The big winner of the conflict gripping Spain's Popular Party is Vox, analysts say, urging the right-wing opposition to close ranks or risk the far-right faction becoming the nation's second-largest party.

How the crisis in Spain's centre-right party is opening the door to the far right

With a general election on the horizon, Santiago Abascal’s extremist lineup could become Spain’s main opposition party “if the PP doesn’t end its internal crisis properly,” said Astrid Barrio, a political scientist at Valencia University.

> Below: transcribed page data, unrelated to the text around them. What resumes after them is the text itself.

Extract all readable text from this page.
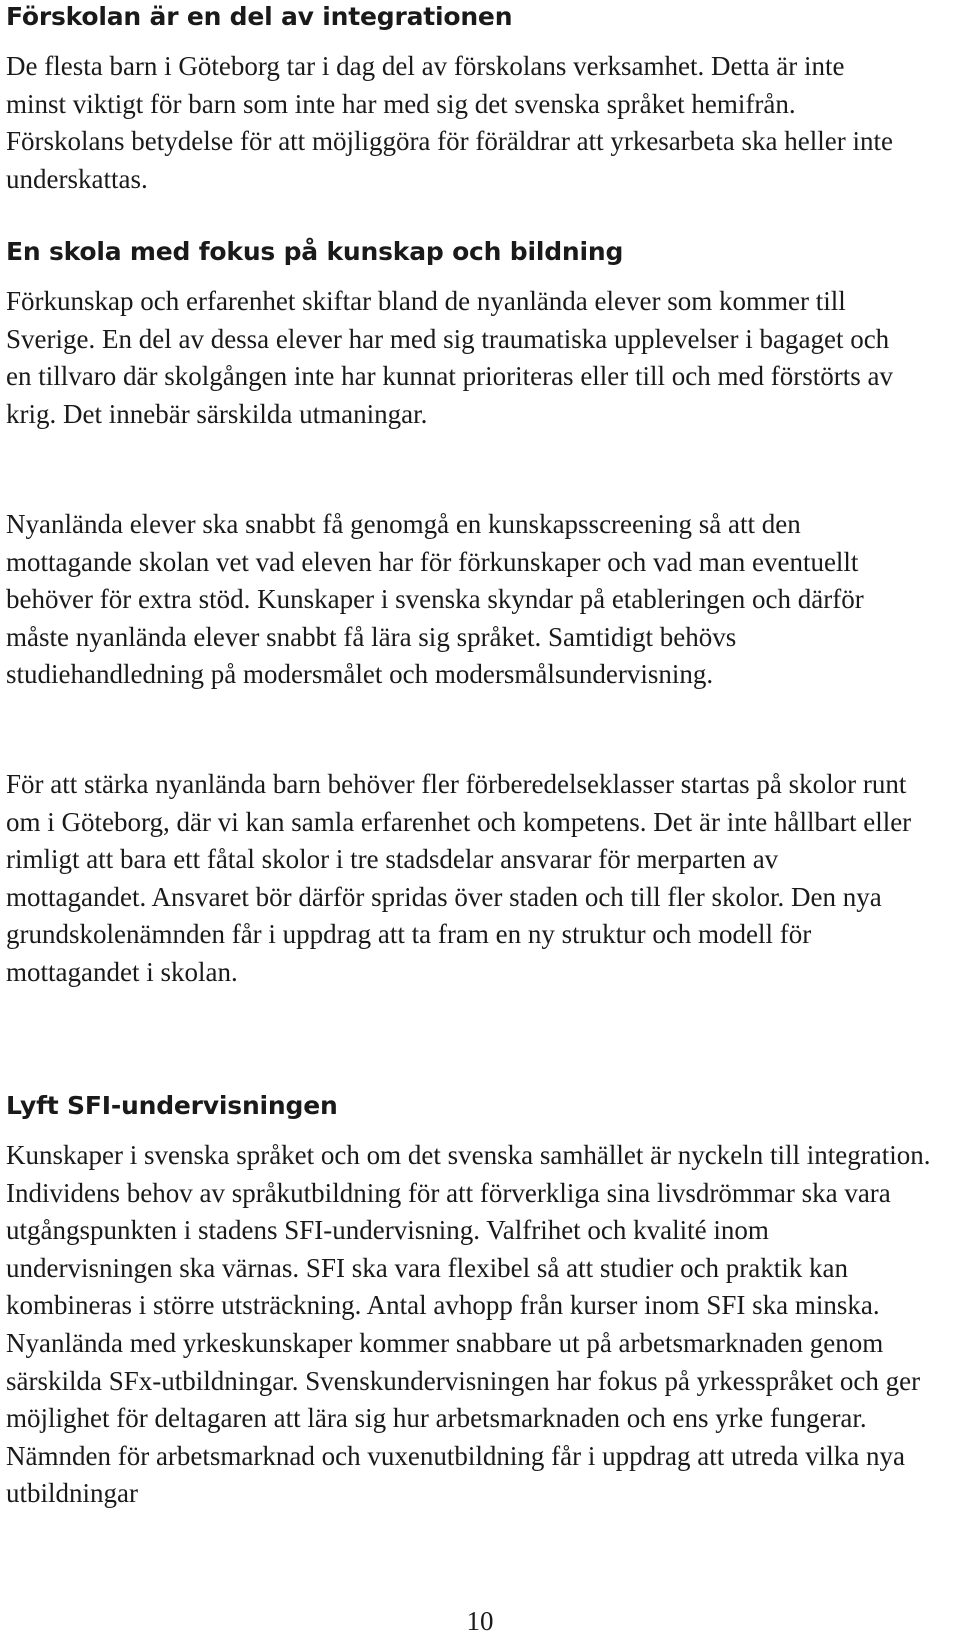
Förskolan är en del av integrationen

De flesta barn i Göteborg tar i dag del av förskolans verksamhet. Detta är inte minst viktigt för barn som inte har med sig det svenska språket hemifrån. Förskolans betydelse för att möjliggöra för föräldrar att yrkesarbeta ska heller inte underskattas.

En skola med fokus på kunskap och bildning

Förkunskap och erfarenhet skiftar bland de nyanlända elever som kommer till Sverige. En del av dessa elever har med sig traumatiska upplevelser i bagaget och en tillvaro där skolgången inte har kunnat prioriteras eller till och med förstörts av krig. Det innebär särskilda utmaningar.

Nyanlända elever ska snabbt få genomgå en kunskapsscreening så att den mottagande skolan vet vad eleven har för förkunskaper och vad man eventuellt behöver för extra stöd. Kunskaper i svenska skyndar på etableringen och därför måste nyanlända elever snabbt få lära sig språket. Samtidigt behövs studiehandledning på modersmålet och modersmålsundervisning.

För att stärka nyanlända barn behöver fler förberedelseklasser startas på skolor runt om i Göteborg, där vi kan samla erfarenhet och kompetens. Det är inte hållbart eller rimligt att bara ett fåtal skolor i tre stadsdelar ansvarar för merparten av mottagandet. Ansvaret bör därför spridas över staden och till fler skolor. Den nya grundskolenämnden får i uppdrag att ta fram en ny struktur och modell för mottagandet i skolan.

Lyft SFI-undervisningen

Kunskaper i svenska språket och om det svenska samhället är nyckeln till integration. Individens behov av språkutbildning för att förverkliga sina livsdrömmar ska vara utgångspunkten i stadens SFI-undervisning. Valfrihet och kvalité inom undervisningen ska värnas. SFI ska vara flexibel så att studier och praktik kan kombineras i större utsträckning. Antal avhopp från kurser inom SFI ska minska. Nyanlända med yrkeskunskaper kommer snabbare ut på arbetsmarknaden genom särskilda SFx-utbildningar. Svenskundervisningen har fokus på yrkesspråket och ger möjlighet för deltagaren att lära sig hur arbetsmarknaden och ens yrke fungerar. Nämnden för arbetsmarknad och vuxenutbildning får i uppdrag att utreda vilka nya utbildningar

10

At least in the short term, “the biggest beneficiary in political terms is Vox”, which burst onto the political scene less than a decade ago, said Paloma Román, a political science expert at Madrid’s Complutense University.

PP leader Pablo Casado, who just a week ago appeared to be safe in his role, is now counting his final hours as opposition leader after raising explosive corruption allegations about the party’s most popular politician, Madrid’s regional leader Isabel Diaz Ayuso.

READ MORE: Why is Spain’s right-wing PP accusing their own leader in Madrid of corruption?

But it was a gamble he lost very publicly, and will have to step down at an extraordinary party congress whose date will be set on Tuesday during a meeting of the PP’s steering committee.

Walking a tightrope due to a loss of support within his party, Spain’s right-wing Popular Party (PP) leader Pablo Casado delivered a farewell speech on February 23rd 2022 to the Congress. Photo: DANI DUCH/POOL/AFP

Power struggle

At the congress, party members will chose a new leader, which is likely to be Alberto Nuñez Feijóo, a 60-year-old moderate and party stalwart who currently heads the northwestern Galicia region.

“He’s a candidate who has managed to keep Vox in check in Galicia and the leading advocate of the centrist ideology that has allowed the PP to rule Spain,” said Barrio.

Lluis Orriols, a political scientist at Madrid’s Carlos III University, said there were two factors in the current political crisis that could strengthen Vox.

Firstly, he said, surveys suggested “a large number of defections” from the PP are not people who are “likely to abstain or be undecided (in the next general election), but are turning to Vox”.

And the struggle for dominance of the Spanish right is still unresolved.

Galician regional president Alberto Nuñez Feijóo is likely to replace Casado as PP party leader in the coming months. (Photo by MIGUEL RIOPA / AFP)

“Vox is not being restrained, unlike on the left where we see the Socialist party in control of the space which runs from the centre to the extreme left,” he said.

“In the electoral ambit of the conservative voter, Vox is clearly very competitive.”

The popularity of Vox was on show during this month’s regional election in Castilla y León, where the party won 13 seats, up from just one in the previous vote, shattering the PP’s hopes of winning an absolute majority.

READ MORE: Spain’s far-right Vox party poised to enter Castilla y León government

The PP has time on its side

But the game is not yet over for the PP.

Despite concerns Sanchez would call early elections to make the most of his rival’s weakness, he ruled out any such move on Wednesday.

“We’re not going to bring forward the general election” on the basis of the PP’s “vulnerability”, he said.

“The rise of extreme parties reduces the incentive for early elections,” wrote Anna-Carina Hamker and Mujtaba Rahman, analysts with the Eurasia Group, in a note on the crisis.

With the next election to be held no later than early 2024, analysts said the PP had time to get its house in order — and could even emerge strengthened.

“I imagine it will fight back, it’s not going to waste the political capital it has built up over such a long period of time, being the governing party that it is,” said Roman.

“Casado’s leadership degenerated a lot and most PP voters had little or no confidence in him,” said Orriols.

However, any new leader will have to restrain the “internal pressures” that have torn the party apart and resolve the battle “between the traditional, mainstream conservatives and the free agents who tend to sympathise with the populist far-right”.